Brussels moves to minimize effects of works on the public, businesses

Brussels moves to minimize effects of works on the public, businesses

The Brussels Regional Parliament will start examining in commission on Monday a bill aimed at better managing the effects of public works in the capital area. Measures proposed in the bill include: compensating businesses affected by public works lasting one month or more; anticipating on the impact of such works on neighbourhoods; planning, together with all stakeholders, for foreseeable public works to be executed over a five-year period; and extending working hours. In this way, the region’s authorities hope to enter a new phase in managing the effects of some 120,000 projects a year in public places.

The draft ordinance was introduced on Friday by the ministers of Public Works and Economic Affairs, Pascal Smet and Didier Gosuin respectively, supported by the President of the Union of Middle Classes.

The text revisits legislation passed 20 years ago at the initiative of the then secretary of state Eric Andre, now late, and reviewed 10 years ago by Pascal Smet.

Smet said on Friday that since the beginning of the present legislature, public works deadlines have been respected, but the Brussels Government wants to make an extra effort to reduce the duration of such works by extending working hours. This is already incorporated into the programmes of the most recent projects, but the Region wishes to give it the force of law.

The authorities also plan to include a business representative in the region’s coordinating commission on public works, comprising representatives of municipalities, police precincts, the regional transport utility STIB, Brussels Mobility (the regional transport department) and the fire service, SIAMU.

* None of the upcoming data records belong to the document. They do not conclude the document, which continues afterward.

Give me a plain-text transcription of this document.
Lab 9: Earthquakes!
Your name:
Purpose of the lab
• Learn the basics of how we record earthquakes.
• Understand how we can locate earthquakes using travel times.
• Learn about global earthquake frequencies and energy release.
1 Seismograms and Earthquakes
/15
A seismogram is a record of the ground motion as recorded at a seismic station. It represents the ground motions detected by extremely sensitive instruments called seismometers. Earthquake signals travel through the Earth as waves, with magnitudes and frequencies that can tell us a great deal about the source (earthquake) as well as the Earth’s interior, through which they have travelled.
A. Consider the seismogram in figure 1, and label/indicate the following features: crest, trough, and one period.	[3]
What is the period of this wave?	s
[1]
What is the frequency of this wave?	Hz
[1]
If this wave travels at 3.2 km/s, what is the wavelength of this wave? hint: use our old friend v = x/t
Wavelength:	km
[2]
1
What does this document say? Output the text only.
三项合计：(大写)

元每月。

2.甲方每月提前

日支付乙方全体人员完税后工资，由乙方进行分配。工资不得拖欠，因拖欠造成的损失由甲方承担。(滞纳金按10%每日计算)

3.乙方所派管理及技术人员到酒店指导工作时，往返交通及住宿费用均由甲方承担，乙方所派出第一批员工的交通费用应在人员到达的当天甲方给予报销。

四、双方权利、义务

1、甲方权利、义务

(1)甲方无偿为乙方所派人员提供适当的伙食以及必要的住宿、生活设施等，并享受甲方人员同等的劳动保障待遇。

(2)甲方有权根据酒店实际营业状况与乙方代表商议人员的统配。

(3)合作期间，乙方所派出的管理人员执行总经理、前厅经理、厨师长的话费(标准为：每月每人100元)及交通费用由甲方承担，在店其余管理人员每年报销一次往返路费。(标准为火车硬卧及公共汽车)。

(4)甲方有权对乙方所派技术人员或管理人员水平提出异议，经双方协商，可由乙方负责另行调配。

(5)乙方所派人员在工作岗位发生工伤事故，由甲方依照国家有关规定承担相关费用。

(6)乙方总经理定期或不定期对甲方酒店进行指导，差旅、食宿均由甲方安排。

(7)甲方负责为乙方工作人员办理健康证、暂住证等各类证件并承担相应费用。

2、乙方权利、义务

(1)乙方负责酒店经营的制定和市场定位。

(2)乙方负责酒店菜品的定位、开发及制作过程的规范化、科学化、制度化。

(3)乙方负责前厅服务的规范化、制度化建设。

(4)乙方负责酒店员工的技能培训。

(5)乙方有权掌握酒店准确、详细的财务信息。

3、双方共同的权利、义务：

This commission meets each week to review upcoming works, study any deviations and validate them.

One of the key aspects of the future ordinance is a new system for compensating businesses for the effects of works lasting 29 days or more. The existing system inherited from the Federal Government, provides € 73.30 per day of closure for interruptions lasting at least one week. Few businesses make use of it.

Special provision is now being made for small businesses (less than 10 full-time equivalents), considered more vulnerable because of their size. Should access to such businesses be hampered by work on a project of long duration, they will receive between € 2,000 and € 2,700 a day in compensation, depending on their size, once the works interrupt traffic for 29 days or more.